Derry to pursue pilot sanitation project Platt properties are final FEMA flood mitigation projects

Members of the public, town officials and the Londonderry Select Board. All photos by Bruce Frauman.

By Bruce Frauman
©2018 Telegraph Publishing LLC

The Londonderry Select Board on Monday night approved a proposal from Planning Commission chair Sharon Crossman to write a letter of interest to the Rich Earth Institute and the Windham Regional Commission to be chosen for a Village Sanitation Pilot Project.

The Select Board has been considering participating in such a project for the past two months.

If chosen, landowners will be asked to voluntarily participate in a survey about their septic and water supply systems. If further funding is available, solutions that would separate urine from the wastewater stream could be offered. One town in the Windham region will be selected for the initial study. Board chair Jim Ameden said he did not want a vote on the actual wording of the letter because two board members were absent.

Kevin Beattie speaks to the flood mitigation process and the Platt properties.

Three flood mitigations projects remain

Town Administrator Robert Nied said there are three flood mitigation projects still active from Tropical Storm Irene in 2011 and all are for buildings owned by Tom Platt, who with his wife Judy own the Garden Market restaurant and cafe complex on Route 100/Main Street. Two involve flood walls and membranes and the third would elevate the former Post Office.

Nied said all have been approved by FEMA and all  require Londonderry to process the application, disperse the funds and oversee the projects. FEMA pays 75 percent of the project cost and the property owner pays 25 percent.

Nied said the total construction costs for the three projects is almost $500,000.

Nied and board member George Mora met with representatives from the Windham Regional Commission and the state to get an update on the status of the projects. And both expressed concern that the town could be hit with expenses if the property owner is unable to pay his portion. It was suggested the town come to a memorandum of understanding with Platt that his 25 percent would be placed in escrow.

Board member George Mora, left, and Town Administrator Robert Nied.

Nied said the next step is to negotiate with Platt to see if this was possible. After that, Nied would like to hire a project manager to oversee the projects, paid through the grant.

Ameden said the original agreement with Platt was that “not one dime” of taxpayer money would be spent on the projects. Former town administrator Kevin Beattie said the original grant had a very detailed budget and specified conditions for reimbursement.

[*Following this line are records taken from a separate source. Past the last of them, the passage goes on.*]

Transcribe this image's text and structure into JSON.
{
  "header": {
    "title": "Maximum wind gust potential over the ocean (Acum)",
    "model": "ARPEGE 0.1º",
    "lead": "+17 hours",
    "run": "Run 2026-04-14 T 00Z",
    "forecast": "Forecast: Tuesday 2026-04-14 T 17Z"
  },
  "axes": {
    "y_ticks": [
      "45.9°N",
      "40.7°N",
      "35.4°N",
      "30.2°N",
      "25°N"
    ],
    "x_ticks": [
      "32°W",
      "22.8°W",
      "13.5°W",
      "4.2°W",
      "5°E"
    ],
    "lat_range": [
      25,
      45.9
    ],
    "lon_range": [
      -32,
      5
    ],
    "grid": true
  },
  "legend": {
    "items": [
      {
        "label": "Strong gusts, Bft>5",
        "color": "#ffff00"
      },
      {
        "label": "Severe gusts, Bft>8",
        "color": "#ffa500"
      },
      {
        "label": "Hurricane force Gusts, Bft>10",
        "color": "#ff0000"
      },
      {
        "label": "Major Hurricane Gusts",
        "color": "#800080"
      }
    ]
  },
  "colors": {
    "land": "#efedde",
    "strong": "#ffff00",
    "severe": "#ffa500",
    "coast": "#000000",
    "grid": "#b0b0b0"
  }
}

Crossman said the most simple project, that of elevating the former Post Office, is still very complex and requires some engineering work. Nied said it has not received approval from the Development Review Board because an engineer is waiting for money for his certification efforts and Platt says the town should pay. Nied said this may be the only way for the project to continue. Ameden asked that no money be spent until the town can be assured of reimbursement. Nied said as negotiations develop, he will come back to the Select Board at every step so they can evaluate any risks together.

In other action

  • The board donated two vehicles abandoned at the Frog’s Leap Inn property to the Londonderry Rescue Squad.  Beattie said the technical unit uses two or three cars a year for training. The vehicles are currently parked at the Transfer Station.
  • Traffic Safety Committee chair Dick Dale was granted permission to publicize an email address,, to which residents can comment on the condition, speed and signage of the roads they live on or frequently drive.
  • Kelly Capen told the board that two years ago an incorrect 911 address nearly killed her son, who was in a diabetic shock. The rescue squad passed her house three times before finding it through another method than the 911 address. Her address has since been corrected.  Mora asked if there is a mechanism for a resident to verify their 911 address. Treasurer Tina Labeau said there is a 911 map in the office that residents can compare to their posted street address.
  • Jim Twitchell was appointed to be the town’s 911 Coordinator and Fire Warden until Town Meeting 2019.